Lisa Gutfleisch erfolgreich in die neue Saison gestartet

Weltklasse und hohe Leistungsdichte beim Ergotest und der Langstrecke der Nationalmannschaft in Leipzig. Die HRK-Vize-Europameisterin und 3. Der Ruderweltmeisterschaften von 2025 startete am vergangenen Samstag an 2 Wettkampftagen am Bundesstützpunkt Leipzig. Zudem wurde sichtbar: das neue Trainingskonzept greift. In sämtlichen Disziplingruppen wurden Leistungssteigerungen sichtbar, zahlreiche Athletinnen und Athleten stellten persönliche Bestwerte auf. Entsprechend gehen die DRV-Kader mit Rückenwind aus dem Wintertraining in die entscheidende Phase der Saisonvorbereitung.

Frauen-Skull: Fünf Athletinnen unter 6:40 Minuten

Im Frauen-Skull wurde die positive Entwicklung besonders deutlich. Gleich fünf Ruderinnen blieben unter der prestigeträchtigen Marke von 6:40 Minuten: Hier siegte Juliane Faralisch in 6:31,6 Minuten, vor Alexandra Föster in 6:33,4 Minuten, Dritte wurde Charlotte Burgdorf in 6:38,7 Minuten. Nicht ganz unter die magischen 6:40 schaffte es Lisa Gutfleische als Neunte in 6:47,5. Sie verfehlte ihre persönliche Bestzeit allerdings nur um eine halbe Sekunde und konnte das sehr gut einordnen: „ich habe Anfang der Woche noch andere Ergo-Tests gemacht und war noch nicht komplett erholt“.

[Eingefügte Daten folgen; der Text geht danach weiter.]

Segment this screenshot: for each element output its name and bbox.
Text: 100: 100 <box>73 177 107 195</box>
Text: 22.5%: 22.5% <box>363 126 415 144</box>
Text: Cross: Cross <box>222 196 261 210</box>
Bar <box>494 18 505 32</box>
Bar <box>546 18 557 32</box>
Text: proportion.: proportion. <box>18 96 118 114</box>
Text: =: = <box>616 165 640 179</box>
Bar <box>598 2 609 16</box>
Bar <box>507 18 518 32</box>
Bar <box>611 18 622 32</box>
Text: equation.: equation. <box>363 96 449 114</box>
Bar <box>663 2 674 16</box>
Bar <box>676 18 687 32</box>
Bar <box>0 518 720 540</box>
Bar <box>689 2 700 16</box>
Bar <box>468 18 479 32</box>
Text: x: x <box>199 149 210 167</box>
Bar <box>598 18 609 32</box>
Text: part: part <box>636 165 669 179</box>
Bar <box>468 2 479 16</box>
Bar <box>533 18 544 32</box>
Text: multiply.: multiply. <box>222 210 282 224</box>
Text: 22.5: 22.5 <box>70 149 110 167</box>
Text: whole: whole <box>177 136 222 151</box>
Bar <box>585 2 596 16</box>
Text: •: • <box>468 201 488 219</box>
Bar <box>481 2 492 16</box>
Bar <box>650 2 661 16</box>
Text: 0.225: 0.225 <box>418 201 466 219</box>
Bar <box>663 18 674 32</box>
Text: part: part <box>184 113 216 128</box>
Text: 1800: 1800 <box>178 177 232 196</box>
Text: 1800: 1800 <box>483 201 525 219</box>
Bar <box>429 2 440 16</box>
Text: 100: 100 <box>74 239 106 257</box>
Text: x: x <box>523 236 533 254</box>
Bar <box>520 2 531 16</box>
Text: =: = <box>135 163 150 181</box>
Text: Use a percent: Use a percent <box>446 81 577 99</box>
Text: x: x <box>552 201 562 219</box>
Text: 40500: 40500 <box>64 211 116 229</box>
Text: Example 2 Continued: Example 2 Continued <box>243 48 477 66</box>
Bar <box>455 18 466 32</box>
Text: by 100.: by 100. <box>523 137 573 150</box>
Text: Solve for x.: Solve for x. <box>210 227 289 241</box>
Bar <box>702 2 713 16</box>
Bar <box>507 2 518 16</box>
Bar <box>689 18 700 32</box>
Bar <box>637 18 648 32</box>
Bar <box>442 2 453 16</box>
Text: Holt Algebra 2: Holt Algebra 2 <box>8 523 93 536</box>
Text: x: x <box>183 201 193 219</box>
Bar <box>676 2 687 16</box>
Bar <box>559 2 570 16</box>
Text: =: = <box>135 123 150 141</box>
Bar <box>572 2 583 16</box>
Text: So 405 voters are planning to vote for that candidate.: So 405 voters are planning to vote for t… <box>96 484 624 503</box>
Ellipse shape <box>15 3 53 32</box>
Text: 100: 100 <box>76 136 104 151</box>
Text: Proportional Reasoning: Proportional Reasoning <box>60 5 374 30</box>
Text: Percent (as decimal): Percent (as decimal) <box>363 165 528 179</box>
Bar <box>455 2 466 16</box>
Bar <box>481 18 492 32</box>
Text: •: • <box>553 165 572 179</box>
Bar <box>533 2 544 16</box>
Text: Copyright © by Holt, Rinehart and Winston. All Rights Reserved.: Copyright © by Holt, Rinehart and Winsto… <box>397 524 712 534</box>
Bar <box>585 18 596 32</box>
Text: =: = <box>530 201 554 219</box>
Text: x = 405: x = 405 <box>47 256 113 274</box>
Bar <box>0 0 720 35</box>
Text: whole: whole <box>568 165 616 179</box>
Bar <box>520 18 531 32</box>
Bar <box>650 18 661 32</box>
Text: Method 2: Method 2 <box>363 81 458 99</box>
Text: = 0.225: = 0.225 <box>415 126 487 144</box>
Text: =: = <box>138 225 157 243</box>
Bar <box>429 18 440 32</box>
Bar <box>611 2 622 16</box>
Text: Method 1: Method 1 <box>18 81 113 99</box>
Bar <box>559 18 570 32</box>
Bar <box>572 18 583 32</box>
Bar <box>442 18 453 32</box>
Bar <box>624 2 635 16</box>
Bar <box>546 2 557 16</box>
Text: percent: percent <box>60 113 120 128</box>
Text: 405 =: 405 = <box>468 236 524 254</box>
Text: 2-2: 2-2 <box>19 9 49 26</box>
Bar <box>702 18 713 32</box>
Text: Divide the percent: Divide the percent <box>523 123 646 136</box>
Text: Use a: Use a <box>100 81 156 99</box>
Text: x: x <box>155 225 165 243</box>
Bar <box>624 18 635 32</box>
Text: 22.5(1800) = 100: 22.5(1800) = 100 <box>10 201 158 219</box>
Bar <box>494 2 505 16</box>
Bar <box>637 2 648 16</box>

Faralisch und Schendekehl teilen sich den Sieg

Am darauffolgenden Sonntag ging es dann in den Kleinbooten auf die 6 km-Langstrecke. Im Frauen-Einer teilten sich zwei Athletinnen den Sieg auf der Langstrecke. Juliane Faralisch, die bereits die Schnellste auf dem Ergometer gewesen war, und Tabea Schendekehl kamen jeweils nach 24:11 Minuten ins Ziel. Rang drei ging mit sechs Sekunden Rückstand an Frauke Hundeling (24:17). Lisa Gutfleisch, die sich ebenfalls sehr gut präsentierte, ruderte nur 5 Sekunden dahinter mit der viertbesten Zeit und ist nach diesen beiden Wettkampftagen schon deutlich weiter als im letzten Jahr, als sie sich von einer schmerzhaften Handoperation erholen musste.

Nach den guten Leistungen auf dem Ergometer zeigten sich Deutschlands beste Ruderinnen und Ruderer auch auf der Langstrecke in Leipzig gerüstet für die neue Saison, deren Höhepunkt die Weltmeisterschaft Ende August in Amsterdam sein wird. „Gute bis sehr gute Leistungen“ beobachtete Cheftrainer Marcus Schwarzrock, „die Neuausrichtung des Trainings hat sich auch auf dem Wasser positiv bemerkbar gemacht. Alle ziehen gut mit. Nun hoffe ich, dass wir bis zur Deutschen Kleinboot-Meisterschaft in drei Wochen in München keine weiteren Ausfälle hinnehmen müssen“, sagte Schwarzrock.